Some religious factions use the Y2K computer problem, the millennium bug, to forecast apocalyptic changes. The computer problem and the change of the millennium are two separate events.

Beth Bridgman, a Goldsboro author, is trying to put the computer bug and the millennial change in perspective with a new novel.

Bridgman uses the computer bug as a catalyst for hope in her book"Binary Fusion and the Millennium Bug".

"I try to highlight all the latest technological and scientific advances that herald tremendous hope on the horizon for great things to come," says the author.

Bridgman researched cutting edge technology for the novel, then wrote it in the present tense for immediacy.

Hers is not the only book addressing millennial change. Many deal with prophecies based on Biblical verse. The same fears -- the end of the world, the second coming of Christ -- swept Europe as the year one thousand approached.

"The end of each millennium has engendered these kinds of apocalyptic expectations and we shouldn't be surprised to, I think, see them now as well," says Tom Parker, a history professor atN.C. State University.
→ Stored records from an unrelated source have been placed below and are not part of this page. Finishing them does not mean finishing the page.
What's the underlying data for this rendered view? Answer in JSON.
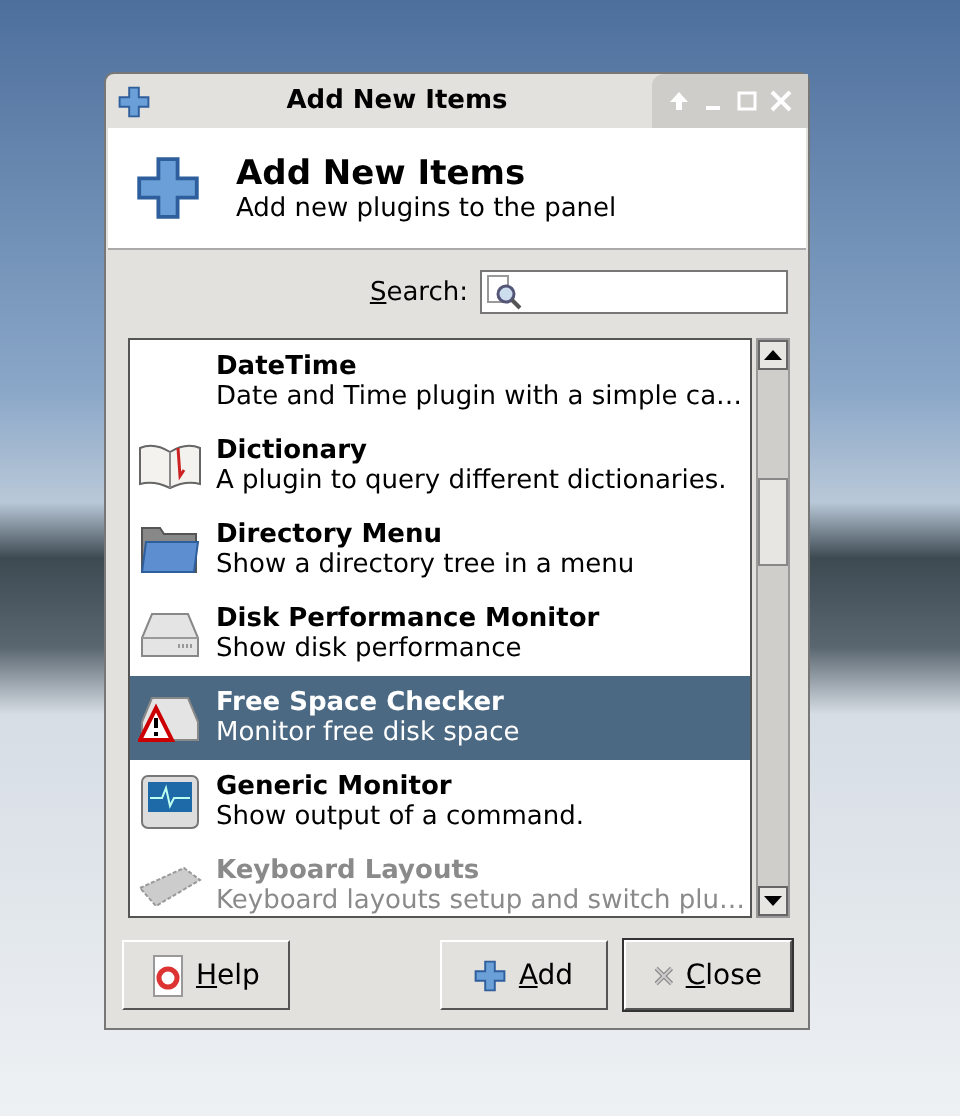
{
  "window": {
    "title": "Add New Items"
  },
  "header": {
    "title": "Add New Items",
    "subtitle": "Add new plugins to the panel"
  },
  "search": {
    "label": "Search:",
    "mnemonic": true
  },
  "items": [
    {
      "name": "DateTime",
      "description": "Date and Time plugin with a simple ca…",
      "kind": "blank",
      "selected": false,
      "disabled": false
    },
    {
      "name": "Dictionary",
      "description": "A plugin to query different dictionaries.",
      "kind": "book",
      "selected": false,
      "disabled": false
    },
    {
      "name": "Directory Menu",
      "description": "Show a directory tree in a menu",
      "kind": "folder",
      "selected": false,
      "disabled": false
    },
    {
      "name": "Disk Performance Monitor",
      "description": "Show disk performance",
      "kind": "disk",
      "selected": false,
      "disabled": false
    },
    {
      "name": "Free Space Checker",
      "description": "Monitor free disk space",
      "kind": "warning",
      "selected": true,
      "disabled": false
    },
    {
      "name": "Generic Monitor",
      "description": "Show output of a command.",
      "kind": "monitor",
      "selected": false,
      "disabled": false
    },
    {
      "name": "Keyboard Layouts",
      "description": "Keyboard layouts setup and switch plu…",
      "kind": "keyboard",
      "selected": false,
      "disabled": true
    }
  ],
  "buttons": [
    {
      "label": "Help",
      "kind": "help",
      "mnemonic": true
    },
    {
      "label": "Add",
      "kind": "add",
      "mnemonic": true
    },
    {
      "label": "Close",
      "kind": "close",
      "mnemonic": true
    }
  ]
}
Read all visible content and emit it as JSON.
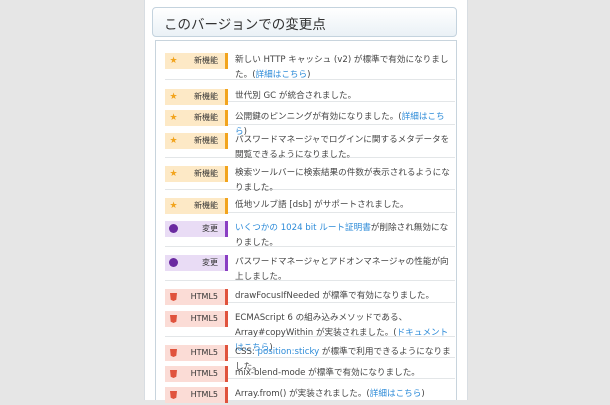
{
  "header": {
    "title": "このバージョンでの変更点"
  },
  "badges": {
    "new": "新機能",
    "change": "変更",
    "html5": "HTML5"
  },
  "rows": [
    {
      "type": "new",
      "text": "新しい HTTP キャッシュ (v2) が標準で有効になりました。(",
      "link": "詳細はこちら",
      "after": ")"
    },
    {
      "type": "new",
      "text": "世代別 GC が統合されました。",
      "link": "",
      "after": ""
    },
    {
      "type": "new",
      "text": "公開鍵のピンニングが有効になりました。(",
      "link": "詳細はこちら",
      "after": ")"
    },
    {
      "type": "new",
      "text": "パスワードマネージャでログインに関するメタデータを閲覧できるようになりました。",
      "link": "",
      "after": ""
    },
    {
      "type": "new",
      "text": "検索ツールバーに検索結果の件数が表示されるようになりました。",
      "link": "",
      "after": ""
    },
    {
      "type": "new",
      "text": "低地ソルブ語 [dsb] がサポートされました。",
      "link": "",
      "after": ""
    },
    {
      "type": "change",
      "text": "",
      "link": "いくつかの 1024 bit ルート証明書",
      "after": "が削除され無効になりました。"
    },
    {
      "type": "change",
      "text": "パスワードマネージャとアドオンマネージャの性能が向上しました。",
      "link": "",
      "after": ""
    },
    {
      "type": "html5",
      "text": "drawFocusIfNeeded が標準で有効になりました。",
      "link": "",
      "after": ""
    },
    {
      "type": "html5",
      "text": "ECMAScript 6 の組み込みメソッドである、Array#copyWithin が実装されました。(",
      "link": "ドキュメントはこちら",
      "after": ")"
    },
    {
      "type": "html5",
      "text": "CSS: ",
      "link": "position:sticky",
      "after": " が標準で利用できるようになりました。"
    },
    {
      "type": "html5",
      "text": "mix-blend-mode が標準で有効になりました。",
      "link": "",
      "after": ""
    },
    {
      "type": "html5",
      "text": "Array.from() が実装されました。(",
      "link": "詳細はこちら",
      "after": ")"
    }
  ]
}
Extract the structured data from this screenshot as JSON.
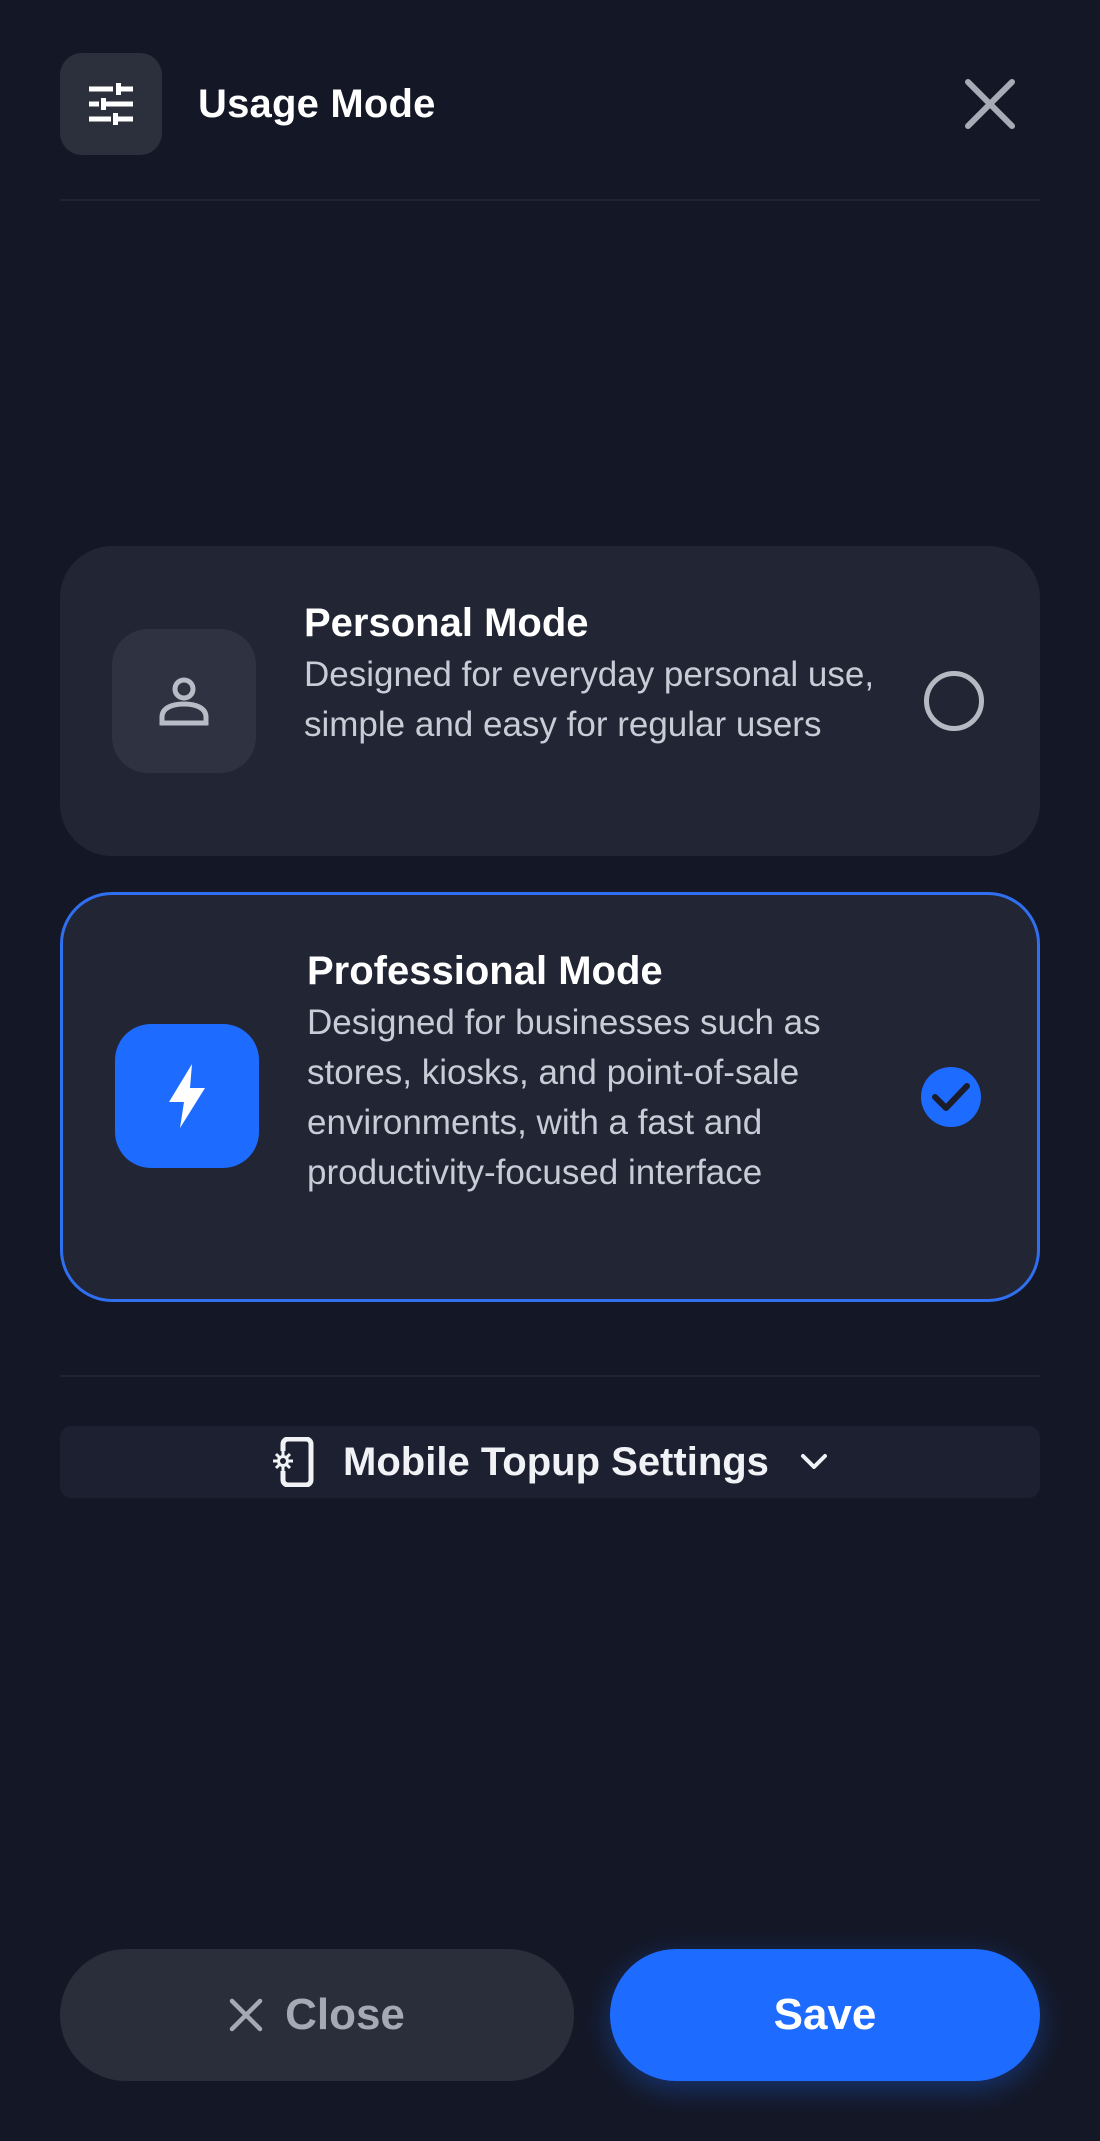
{
  "header": {
    "title": "Usage Mode",
    "icon": "sliders-icon",
    "close_icon": "close-icon"
  },
  "modes": [
    {
      "title": "Personal Mode",
      "description": "Designed for everyday personal use, simple and easy for regular users",
      "icon": "person-icon",
      "selected": false
    },
    {
      "title": "Professional Mode",
      "description": "Designed for businesses such as stores, kiosks, and point-of-sale environments, with a fast and productivity-focused interface",
      "icon": "lightning-icon",
      "selected": true
    }
  ],
  "settings": {
    "label": "Mobile Topup Settings",
    "icon": "phone-settings-icon",
    "chevron": "chevron-down-icon"
  },
  "footer": {
    "close_label": "Close",
    "save_label": "Save"
  },
  "colors": {
    "background": "#141826",
    "card": "#222533",
    "accent": "#1e6bff"
  }
}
Bridgman theorizes fear of the computer bug is the primary concern.

"But if you can look beyond that and have no fear, there will be no shortages," says Bridgman. "There will be, maybe, some power outages, but there won't be major problems associated with it."

There will likely be many more books and perhaps a movie about the bug and the millennium before we get there. Bridgman says her novel, which is her first, should be in bookstores in the next few months.